Air pollutant concentration

Why we measure this

The Ministry of Environment monitors air quality in Saskatchewan. The concentration of various air pollutants is measured to ensure Saskatchewan has a healthy and resilient environment.

Measuring and evaluating the concentration of air pollution across Saskatchewan is a vital activity. These measurements provide the public with real time air quality information, and the government with long-term trends, making it easier identify and track changes in our environment.

What is happening

What is happening

Air quality across Saskatchewan is generally low risk to human health. Average pollution levels for most parameters have been dropping over time. Sulphur dioxide (SO2), carbon monoxide (CO), and nitrogen dioxide (NO2) levels declined from 2000 to 2020. SO2 concentrations have increased slightly since 2017 with the establishment of a permanent air monitoring station in Estevan.

Fine particulate matter (FPM or PM2.5), defined as airborne particles less than 2.5 micrometres in diameter, has been increasing slightly since 2010. This is mostly due to the impacts of wildfire smoke. These fires are considered "exceptional events" and cause a short-term reduction in air quality. Were it not for wildfires, the overall average concentration of fine particulate matter in Saskatchewan would actually be dropping.

The improvements we have seen in Saskatchewan's overall air quality do not extend to ozone (O3). Ozone levels continue to increase, despite the reduction in pollution concentrations that contribute to ozone formation. Several reasons could explain this, including a rise in average background ozone concentrations and cross-border impacts. Background ozone includes naturally occurring ozone. The formation of ozone is complex and is dependent on a chemical reaction involving NOX and hydrocarbons in the presence of sunlight. When there is less NOX in the air, it can result in ozone levels remaining high and may even increase in concentration.

Air quality in Saskatchewan is typically low risk and pollution levels are improving for most pollutants.

Saskatchewan urban air pollutant concentrations

What we are doing

Saskatchewan is committed to the Air Quality Management System established by the Canadian Council of Ministers of the Environment. The system is a national approach to managing air quality in Canada. The driver of the system is the Canadian Ambient Air Quality Standards, which are federal standards developed to protect human health and the environment. Saskatchewan contributes to the system by reporting on the federal goals and developing plans to assign progressively more rigorous actions to prevent air quality deterioration, as the air quality comes closer to exceeding the federal standards.

As part of the system, Saskatchewan has identified six air zones.
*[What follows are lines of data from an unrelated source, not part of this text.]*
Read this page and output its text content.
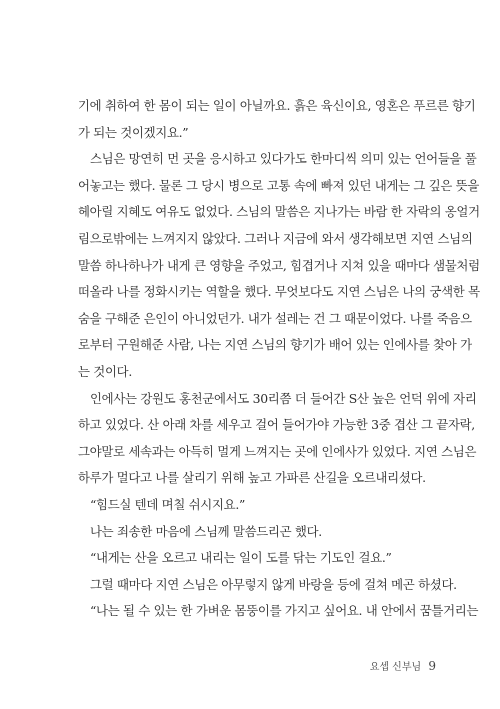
기에 취하여 한 몸이 되는 일이 아닐까요. 흙은 육신이요, 영혼은 푸르른 향기
가 되는 것이겠지요.”
스님은 망연히 먼 곳을 응시하고 있다가도 한마디씩 의미 있는 언어들을 풀
어놓고는 했다. 물론 그 당시 병으로 고통 속에 빠져 있던 내게는 그 깊은 뜻을
헤아릴 지혜도 여유도 없었다. 스님의 말씀은 지나가는 바람 한 자락의 옹얼거
림으로밖에는 느껴지지 않았다. 그러나 지금에 와서 생각해보면 지연 스님의
말씀 하나하나가 내게 큰 영향을 주었고, 힘겹거나 지쳐 있을 때마다 샘물처럼
떠올라 나를 정화시키는 역할을 했다. 무엇보다도 지연 스님은 나의 궁색한 목
숨을 구해준 은인이 아니었던가. 내가 설레는 건 그 때문이었다. 나를 죽음으
로부터 구원해준 사람, 나는 지연 스님의 향기가 배어 있는 인에사를 찾아 가
는 것이다.
인에사는 강원도 홍천군에서도 30리쯤 더 들어간 S산 높은 언덕 위에 자리
하고 있었다. 산 아래 차를 세우고 걸어 들어가야 가능한 3중 겹산 그 끝자락,
그야말로 세속과는 아득히 멀게 느껴지는 곳에 인에사가 있었다. 지연 스님은
하루가 멀다고 나를 살리기 위해 높고 가파른 산길을 오르내리셨다.
“힘드실 텐데 며칠 쉬시지요.”
나는 죄송한 마음에 스님께 말씀드리곤 했다.
“내게는 산을 오르고 내리는 일이 도를 닦는 기도인 걸요.”
그럴 때마다 지연 스님은 아무렇지 않게 바랑을 등에 걸쳐 메곤 하셨다.
“나는 될 수 있는 한 가벼운 몸뚱이를 가지고 싶어요. 내 안에서 꿈틀거리는
요셉 신부님 9
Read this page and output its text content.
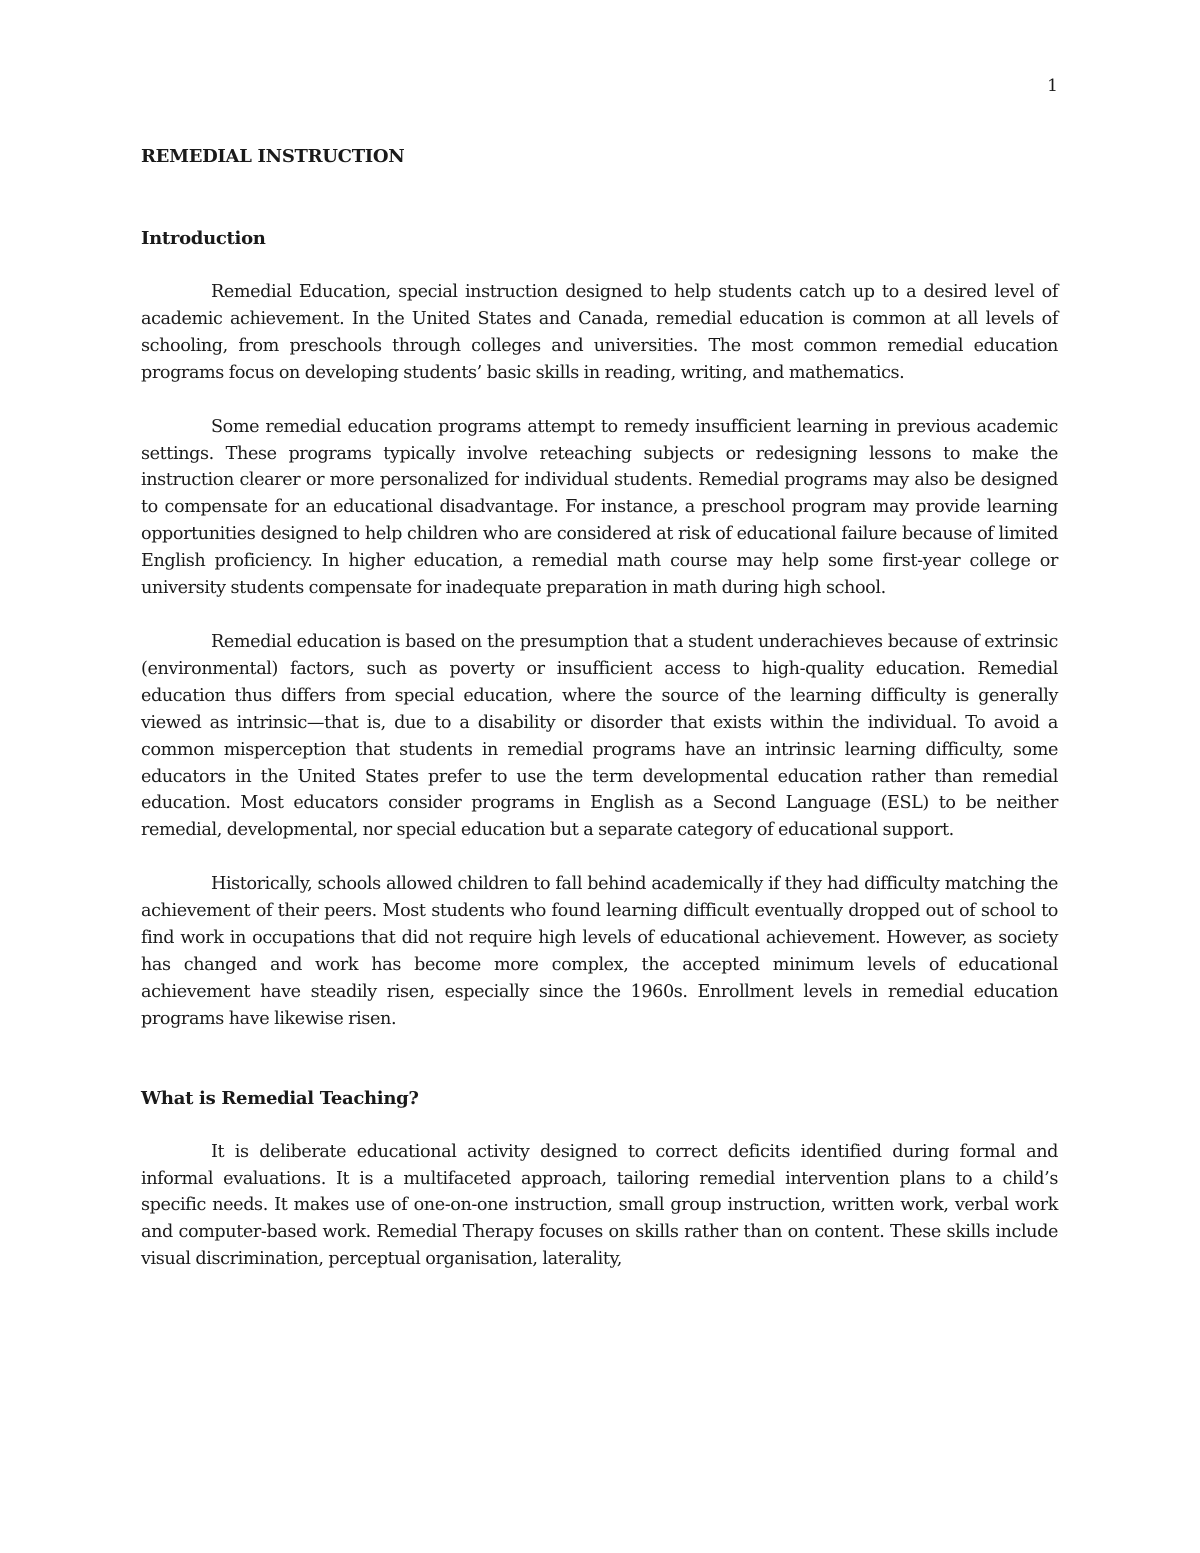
1
REMEDIAL INSTRUCTION
Introduction

Remedial Education, special instruction designed to help students catch up to a desired level of academic achievement. In the United States and Canada, remedial education is common at all levels of schooling, from preschools through colleges and universities. The most common remedial education programs focus on developing students’ basic skills in reading, writing, and mathematics.

Some remedial education programs attempt to remedy insufficient learning in previous academic settings. These programs typically involve reteaching subjects or redesigning lessons to make the instruction clearer or more personalized for individual students. Remedial programs may also be designed to compensate for an educational disadvantage. For instance, a preschool program may provide learning opportunities designed to help children who are considered at risk of educational failure because of limited English proficiency. In higher education, a remedial math course may help some first-year college or university students compensate for inadequate preparation in math during high school.

Remedial education is based on the presumption that a student underachieves because of extrinsic (environmental) factors, such as poverty or insufficient access to high-quality education. Remedial education thus differs from special education, where the source of the learning difficulty is generally viewed as intrinsic—that is, due to a disability or disorder that exists within the individual. To avoid a common misperception that students in remedial programs have an intrinsic learning difficulty, some educators in the United States prefer to use the term developmental education rather than remedial education. Most educators consider programs in English as a Second Language (ESL) to be neither remedial, developmental, nor special education but a separate category of educational support.

Historically, schools allowed children to fall behind academically if they had difficulty matching the achievement of their peers. Most students who found learning difficult eventually dropped out of school to find work in occupations that did not require high levels of educational achievement. However, as society has changed and work has become more complex, the accepted minimum levels of educational achievement have steadily risen, especially since the 1960s. Enrollment levels in remedial education programs have likewise risen.

What is Remedial Teaching?

It is deliberate educational activity designed to correct deficits identified during formal and informal evaluations. It is a multifaceted approach, tailoring remedial intervention plans to a child’s specific needs. It makes use of one-on-one instruction, small group instruction, written work, verbal work and computer-based work. Remedial Therapy focuses on skills rather than on content. These skills include visual discrimination, perceptual organisation, laterality,
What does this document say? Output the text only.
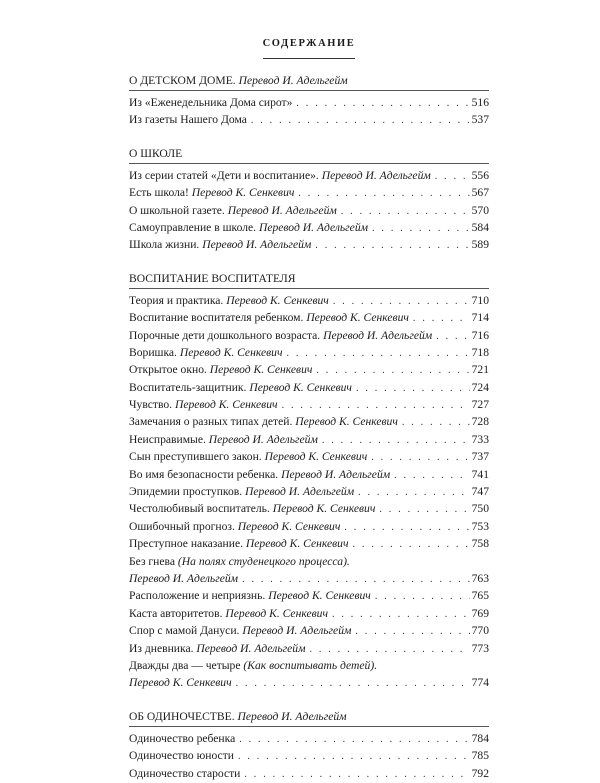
СОДЕРЖАНИЕ
О ДЕТСКОМ ДОМЕ. Перевод И. Адельгейм
Из «Еженедельника Дома сирот» . . .	516
Из газеты Нашего Дома . . .	537
О ШКОЛЕ
Из серии статей «Дети и воспитание». Перевод И. Адельгейм . . .	556
Есть школа! Перевод К. Сенкевич . . .	567
О школьной газете. Перевод И. Адельгейм . . .	570
Самоуправление в школе. Перевод И. Адельгейм . . .	584
Школа жизни. Перевод И. Адельгейм . . .	589
ВОСПИТАНИЕ ВОСПИТАТЕЛЯ
Теория и практика. Перевод К. Сенкевич . . .	710
Воспитание воспитателя ребенком. Перевод К. Сенкевич . . .	714
Порочные дети дошкольного возраста. Перевод И. Адельгейм . . .	716
Воришка. Перевод К. Сенкевич . . .	718
Открытое окно. Перевод К. Сенкевич . . .	721
Воспитатель-защитник. Перевод К. Сенкевич . . .	724
Чувство. Перевод К. Сенкевич . . .	727
Замечания о разных типах детей. Перевод К. Сенкевич . . .	728
Неисправимые. Перевод И. Адельгейм . . .	733
Сын преступившего закон. Перевод К. Сенкевич . . .	737
Во имя безопасности ребенка. Перевод И. Адельгейм . . .	741
Эпидемии проступков. Перевод И. Адельгейм . . .	747
Честолюбивый воспитатель. Перевод К. Сенкевич . . .	750
Ошибочный прогноз. Перевод К. Сенкевич . . .	753
Преступное наказание. Перевод К. Сенкевич . . .	758
Без гнева (На полях студенецкого процесса).
Перевод И. Адельгейм . . .	763
Расположение и неприязнь. Перевод К. Сенкевич . . .	765
Каста авторитетов. Перевод К. Сенкевич . . .	769
Спор с мамой Дануси. Перевод И. Адельгейм . . .	770
Из дневника. Перевод И. Адельгейм . . .	773
Дважды два — четыре (Как воспитывать детей).
Перевод К. Сенкевич . . .	774
ОБ ОДИНОЧЕСТВЕ. Перевод И. Адельгейм
Одиночество ребенка . . .	784
Одиночество юности . . .	785
Одиночество старости . . .	792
Air zones define areas that exhibit similar air quality characteristics, issues and trends. These air zones form the basis for monitoring, reporting and taking action on air quality issues. Saskatchewan will improve its collaborative efforts with air zone associations to review air quality trends and assess air quality issues to meet the standards of the system.

The Ministry of Environment operates six ambient air monitoring stations, one in each air zone, under the National Air Pollution Surveillance (NAPS) program. Continuous air quality monitoring takes place in six locations across our province: Regina, Saskatoon, Prince Albert, Swift Current, Estevan and Buffalo Narrows. The NAPS program is jointly operated and maintained by the provinces, territories and Environment and Climate Change Canada. The NAPS ambient air monitoring program is operated by the provincial government in Saskatchewan and provides accurate, long-term air quality data. Real time information from these monitoring sites is available to the public, under Air Quality Monitoring on this website.

Air zone associations have been established in three of the six air zones, where higher industrial activity and population density are found. They are: Southeast Saskatchewan Airshed Association, Western Yellowhead Air Management Zone, and Great Plains Air Zone. These associations provide additional monitoring in areas not monitored by the provincial monitoring program. For more information on air zone management in Saskatchewan, please view the latest Air Zones Report.

Saskatchewan also has two mobile air quality stations used to supplement the continuous monitoring network. The Mobile Air Quality Station (MAQS) and the Rapid-deployment Air Quality Station (RAQS) are specially designed trailers equipped to supplement the ministry's air monitoring capabilities anywhere in the province accessible by road.